Rule 117.05 (repealed effective January 1, 1999). The rule was repealed due to confusion it engendered regarding the beyond a reasonable doubt standard’s applicability in certain juvenile court proceedings. See discussion at C.L.B. v. Juvenile Officer, 22 S.W.3d 233, 237 (Mo.App. W.D.2000); cf. N.J.B. v. State, 941 S.W.2d 782, 784-785 (Mo.App. W.D.1997.

. "Preponderance of the evidence" is defined as that degree of evidence which "is of greater weight or more convincing than the evidence which is offered in opposition to it; that is, evidence which as a whole shows the fact to be proved more probable than not." Vaught v. Vaughts, Inc./Southern Missouri Constr., 938 S.W.2d 931, 941 (Mo.App. S.D.1997).

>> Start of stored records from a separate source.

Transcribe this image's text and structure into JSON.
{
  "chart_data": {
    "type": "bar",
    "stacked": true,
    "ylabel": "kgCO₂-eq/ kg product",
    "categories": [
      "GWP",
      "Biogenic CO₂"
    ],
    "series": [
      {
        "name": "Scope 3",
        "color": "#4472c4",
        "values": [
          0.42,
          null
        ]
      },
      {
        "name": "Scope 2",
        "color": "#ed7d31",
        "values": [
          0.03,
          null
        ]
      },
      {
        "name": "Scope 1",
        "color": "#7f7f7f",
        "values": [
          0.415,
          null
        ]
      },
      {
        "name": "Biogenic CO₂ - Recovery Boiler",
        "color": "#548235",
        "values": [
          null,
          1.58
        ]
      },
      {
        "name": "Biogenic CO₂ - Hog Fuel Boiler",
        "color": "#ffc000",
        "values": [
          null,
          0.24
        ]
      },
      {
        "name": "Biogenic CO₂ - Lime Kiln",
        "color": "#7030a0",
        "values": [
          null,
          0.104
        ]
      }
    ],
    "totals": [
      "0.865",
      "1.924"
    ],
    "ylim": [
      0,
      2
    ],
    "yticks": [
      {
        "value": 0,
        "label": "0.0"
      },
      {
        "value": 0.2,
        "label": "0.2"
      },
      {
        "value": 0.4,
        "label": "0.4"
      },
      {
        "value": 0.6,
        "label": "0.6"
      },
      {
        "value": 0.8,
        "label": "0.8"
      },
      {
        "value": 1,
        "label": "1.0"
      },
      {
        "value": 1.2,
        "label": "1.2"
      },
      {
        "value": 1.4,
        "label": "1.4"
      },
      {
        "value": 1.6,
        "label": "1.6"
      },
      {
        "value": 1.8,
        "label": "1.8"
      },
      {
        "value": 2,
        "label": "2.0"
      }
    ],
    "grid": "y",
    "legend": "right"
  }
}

. The admission of these hearsay statements denied Mother any opportunity to cross-examine her prime “accuser.” Evidence was admitted at trial to suggest that the 12-year-old's statements may have been motivated by something other than concern for Infant. The DFS investigator acknowledged in her testimony that there was an ongoing family dispute between the 12-year-old's girl's mother and father, and that the girl was upset with her mother. Because the girl was not present to testify, Mother’s counsel was not allowed to explore the girl's motivation at trial. The State should not be allowed to circumvent Mother's due process right to cross-examine her accusers by allowing improper hearsay.